The basics you know, its not brain surgery! We’ll all make a note of these things and put them in our kits!

Give us your best trick of the trade tip.

My favorite tip is one that I got from a friend of mine who is a Broadway hairdresser. It is a wig prep using a big size of surgifix attached with strong textured hairpins around the perimeter of the head. Then you can take long thick hair and bunch it up inside the surgifix elastic band tube. You can do an instant wig prep that goes completely flat. You just smash the hair around, puts some pins in and anchor a wig right on. It’s a great way to deal with braids, dreadlocks or really long thick hair that needs to go under a tightly dressed wig.

Where can you get Surgifix?

A medical supply, then I dye it to the performers hair color so there is no break in color under the wig. It is a tubular bandage for burns.

What is the most rewarding part of your job?

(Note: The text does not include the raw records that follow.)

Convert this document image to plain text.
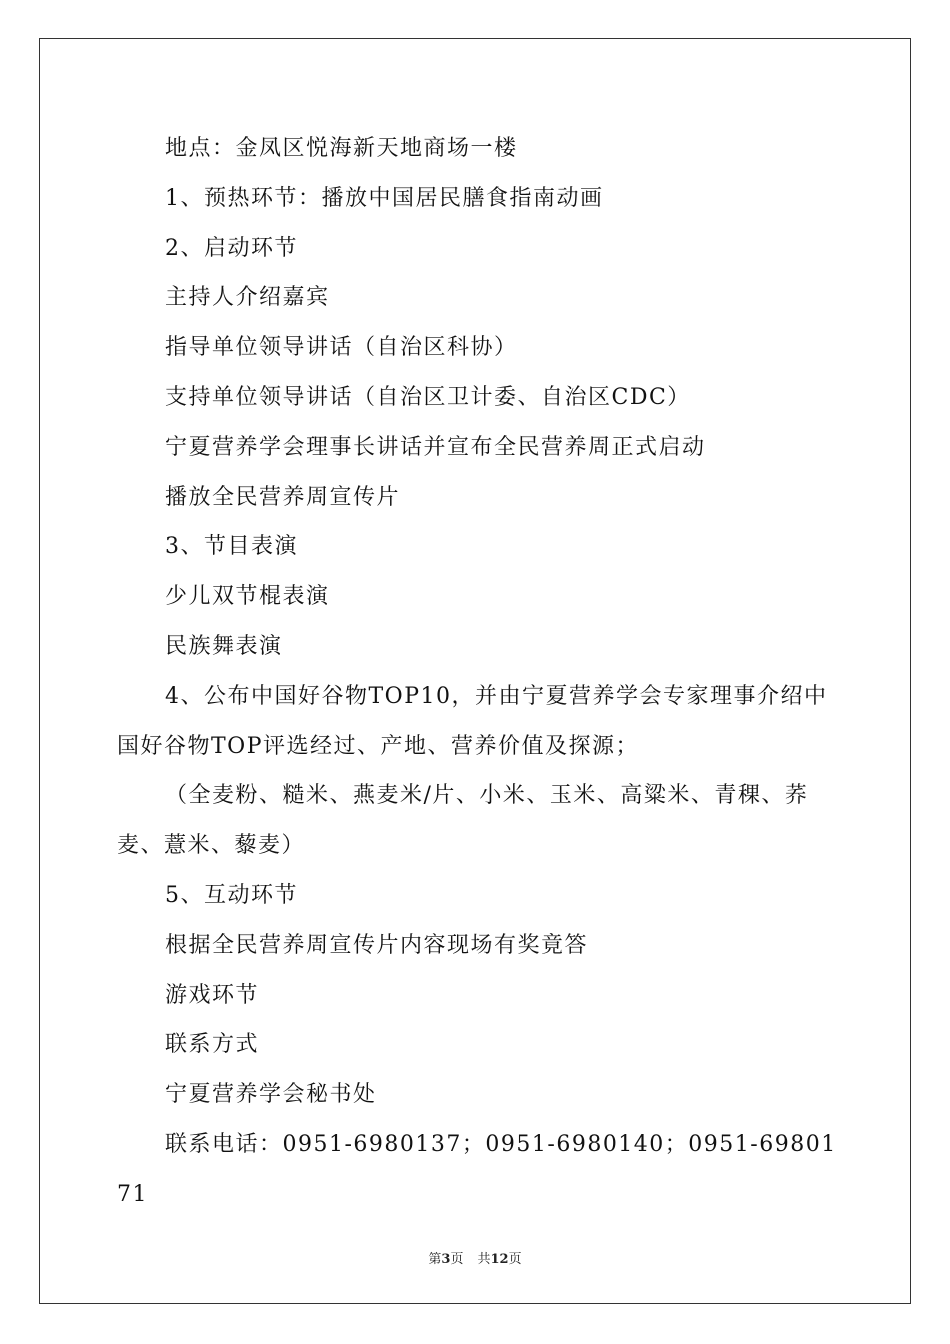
地点：金凤区悦海新天地商场一楼

1、预热环节：播放中国居民膳食指南动画

2、启动环节

主持人介绍嘉宾

指导单位领导讲话（自治区科协）

支持单位领导讲话（自治区卫计委、自治区CDC）

宁夏营养学会理事长讲话并宣布全民营养周正式启动

播放全民营养周宣传片

3、节目表演

少儿双节棍表演

民族舞表演

4、公布中国好谷物TOP10，并由宁夏营养学会专家理事介绍中国好谷物TOP评选经过、产地、营养价值及探源；

（全麦粉、糙米、燕麦米/片、小米、玉米、高粱米、青稞、荞麦、薏米、藜麦）

5、互动环节

根据全民营养周宣传片内容现场有奖竟答

游戏环节

联系方式

宁夏营养学会秘书处

联系电话：0951-6980137；0951-6980140；0951-6980171

第3页 共12页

The most rewarding is when it all comes together and I feel like I have put together a good looking show, that meets the design standards and the singers are all happy with. When it’s a pleasant running show, pleasant personalities when all that comes together its great. It has been just that on numerous occasions with us. We’ve had lots of shows where I look back and realize I did the best job I could with what I had at the time.

Tell us an opera diva story!

For a production of the “Makropolous Case”, which deals with a woman who is over 100 years old and has managed to stay alive through the use of a secret formula. At the end of the opera she is revealed to be this ancient woman. She was in a bald cap, complete stark white makeup, big dark rings around her eyes, really skeletal and grotesque looking at the very end. Her last change where we did the most work, she always had to have lip gloss. She smeared lip gloss on and looked at me and my assistant and actually wanted to know if she looked all right!

In her ancient look?

All cracked and falling apart, she put the lip gloss on. Even in those moments of total filth the vanity still comes out and it was absolutely comical! She still wanted to look pretty.